BRUXELLES - L'inflazione nell'Eurozona si è attenuata rispetto ai picchi dello 3.0% dell'anno scorso a dicembre, il primo segno di un calo della crescita dei prezzi quest'anno che gli analisti si aspettano creerà spazio per ulteriori tagli dei tassi d'interesse per aiutare l'indebolimento dell'economia.

Jonatona Rivait / National Post

L'Ufficio statistico dell'Unione europea (Eurostat) ha stimato che i prezzi al consumo nei paesi 17 che condividono l'euro sono aumentati del 2.8% su base annua a dicembre, in calo rispetto agli aumenti anno su anno di 3.0% a novembre, ottobre e settembre.

Nessuna stima dettagliata dei numeri è disponibile con la stima Eurostat, ma gli economisti hanno affermato che la più lenta crescita dei prezzi è probabilmente dovuta a prezzi dell'energia più bassi.

"Guardando al futuro, sono probabili ulteriori cadute dell'inflazione", ha affermato Ben May, economista di Capital Economics.

"Supponendo che il prezzo del petrolio non aumenti di nuovo, vediamo che questo componente ha battuto il 1% al di sopra della media di 2012. L'inflazione alimentare dovrebbe anche rallentare mentre gli effetti dei passati aumenti dei prezzi delle materie prime agricole si affievoliscono ", ha affermato.

"Ci aspettiamo che il tasso di inflazione primario scenda ben al di sotto del massimale di stabilità dei prezzi 2% della BCE entro la metà dell'anno", ha affermato.

La Banca Centrale Europea ha ridotto il suo tasso di interesse principale al minimo storico di 1% a dicembre 8 per cercare di rilanciare l'economia man mano che le pressioni inflazionistiche diminuiscono. Gli economisti ritengono che con il calo dell'inflazione, presto sarebbero stati necessari più tagli dei tassi d'interesse.

"Le favorevoli prospettive di inflazione a medio termine sono una luce verde per ulteriori tagli dei tassi della BCE nei prossimi mesi. Ci aspettiamo che il tasso di rifinanziamento raggiunga un minimo del 0.5% ", ha affermato Nick Kounis, economista della banca ABN Amro.

Il credito più economico potrebbe aiutare a stimolare la crescita nell'area dell'euro, dove l'economia ha espanso solo il 0.2% nel terzo trimestre e gli economisti si aspettano che si sia contratto nel quarto.

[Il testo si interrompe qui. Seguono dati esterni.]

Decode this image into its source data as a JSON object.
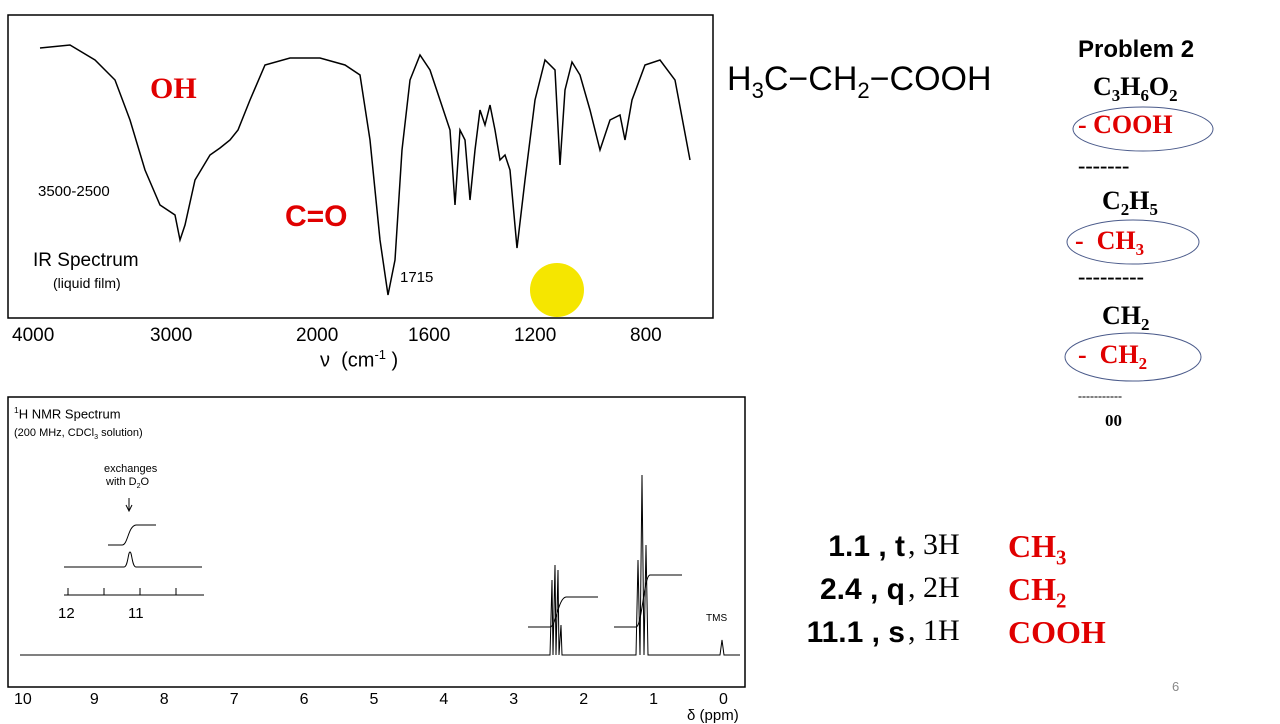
{
  "formula": [
    {
      "text": "H"
    },
    {
      "sub": "3"
    },
    {
      "text": "C−CH"
    },
    {
      "sub": "2"
    },
    {
      "text": "−COOH"
    }
  ],
  "ir": {
    "oh": "OH",
    "co": "C=O",
    "range": "3500-2500",
    "peak": "1715",
    "title": "IR Spectrum",
    "subtitle": "(liquid film)",
    "axis_ticks": [
      "4000",
      "3000",
      "2000",
      "1600",
      "1200",
      "800"
    ],
    "axis_label": [
      {
        "text": "ν  (cm"
      },
      {
        "sup": "-1"
      },
      {
        "text": " )"
      }
    ]
  },
  "problem": {
    "title": "Problem 2",
    "steps": [
      {
        "segments": [
          {
            "text": "C"
          },
          {
            "sub": "3"
          },
          {
            "text": "H"
          },
          {
            "sub": "6"
          },
          {
            "text": "O"
          },
          {
            "sub": "2"
          }
        ],
        "color": "#000000"
      },
      {
        "segments": [
          {
            "text": "- COOH"
          }
        ],
        "color": "#e00000"
      },
      {
        "segments": [
          {
            "text": "-------"
          }
        ],
        "color": "#000000"
      },
      {
        "segments": [
          {
            "text": "C"
          },
          {
            "sub": "2"
          },
          {
            "text": "H"
          },
          {
            "sub": "5"
          }
        ],
        "color": "#000000"
      },
      {
        "segments": [
          {
            "text": "-  CH"
          },
          {
            "sub": "3"
          }
        ],
        "color": "#e00000"
      },
      {
        "segments": [
          {
            "text": "---------"
          }
        ],
        "color": "#000000"
      },
      {
        "segments": [
          {
            "text": "CH"
          },
          {
            "sub": "2"
          }
        ],
        "color": "#000000"
      },
      {
        "segments": [
          {
            "text": "-  CH"
          },
          {
            "sub": "2"
          }
        ],
        "color": "#e00000"
      },
      {
        "segments": [
          {
            "text": "-----------"
          }
        ],
        "color": "#000000"
      },
      {
        "segments": [
          {
            "text": "00"
          }
        ],
        "color": "#000000"
      }
    ]
  },
  "nmr": {
    "title": [
      {
        "sup": "1"
      },
      {
        "text": "H NMR Spectrum"
      }
    ],
    "subtitle": [
      {
        "text": "(200 MHz, CDCl"
      },
      {
        "sub": "3"
      },
      {
        "text": " solution)"
      }
    ],
    "inset_note": "exchanges",
    "inset_note2": [
      {
        "text": "with D"
      },
      {
        "sub": "2"
      },
      {
        "text": "O"
      }
    ],
    "inset_ticks": [
      "12",
      "11"
    ],
    "tms": "TMS",
    "axis_ticks": [
      "10",
      "9",
      "8",
      "7",
      "6",
      "5",
      "4",
      "3",
      "2",
      "1",
      "0"
    ],
    "axis_label": "δ (ppm)"
  },
  "assignments": [
    {
      "shift": "1.1 , t",
      "count": ", 3H",
      "group": [
        {
          "text": "CH"
        },
        {
          "sub": "3"
        }
      ]
    },
    {
      "shift": "2.4 , q",
      "count": ", 2H",
      "group": [
        {
          "text": "CH"
        },
        {
          "sub": "2"
        }
      ]
    },
    {
      "shift": "11.1 , s",
      "count": ", 1H",
      "group": [
        {
          "text": "COOH"
        }
      ]
    }
  ],
  "page_number": "6"
}
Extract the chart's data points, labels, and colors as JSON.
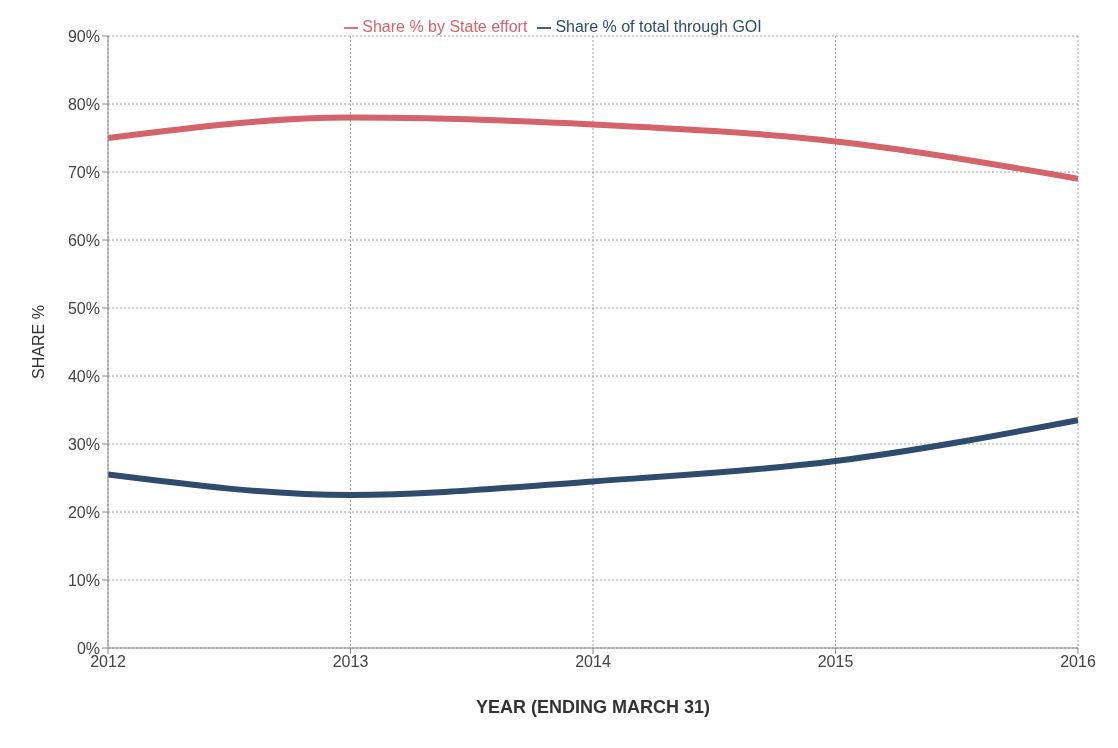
{
  "chart_data": {
    "type": "line",
    "xlabel": "YEAR (ENDING MARCH 31)",
    "ylabel": "SHARE %",
    "x": [
      2012,
      2013,
      2014,
      2015,
      2016
    ],
    "series": [
      {
        "name": "Share % of total through GOI",
        "color": "#2f4b6e",
        "values": [
          25.5,
          22.5,
          24.5,
          27.5,
          33.5
        ]
      },
      {
        "name": "Share % by State effort",
        "color": "#d4636c",
        "values": [
          75,
          78,
          77,
          74.5,
          69
        ]
      }
    ],
    "xlim": [
      2012,
      2016
    ],
    "xticks": [
      2012,
      2013,
      2014,
      2015,
      2016
    ],
    "ylim": [
      0,
      90
    ],
    "yticks": [
      {
        "value": 0,
        "label": "0%"
      },
      {
        "value": 10,
        "label": "10%"
      },
      {
        "value": 20,
        "label": "20%"
      },
      {
        "value": 30,
        "label": "30%"
      },
      {
        "value": 40,
        "label": "40%"
      },
      {
        "value": 50,
        "label": "50%"
      },
      {
        "value": 60,
        "label": "60%"
      },
      {
        "value": 70,
        "label": "70%"
      },
      {
        "value": 80,
        "label": "80%"
      },
      {
        "value": 90,
        "label": "90%"
      }
    ],
    "grid": true,
    "legend": "top",
    "marker": "none",
    "line_style": "solid"
  }
}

Pensano anche che potrebbe contrarsi nei primi tre mesi di 2012, che rimetterebbe il blocco in recessione dopo una ripresa di due anni dalla peggiore crisi finanziaria globale dagli 1930.

"Di conseguenza, ci aspettiamo che la BCE risponda alla probabile contrazione del PIL dell'eurozona nel quarto trimestre di 2011 e nei primi mesi di 2012 riducendo ulteriormente i tassi di interesse", ha affermato Howard Archer, economista di IHS Global Insight.

"In particolare, prevediamo che la BCE tagli i tassi di interesse di ulteriori punti base 25 da 1.00% a 0.75% nel primo trimestre, anche se non prevediamo un altro taglio non appena la riunione di politica 12 di gennaio", ha affermato.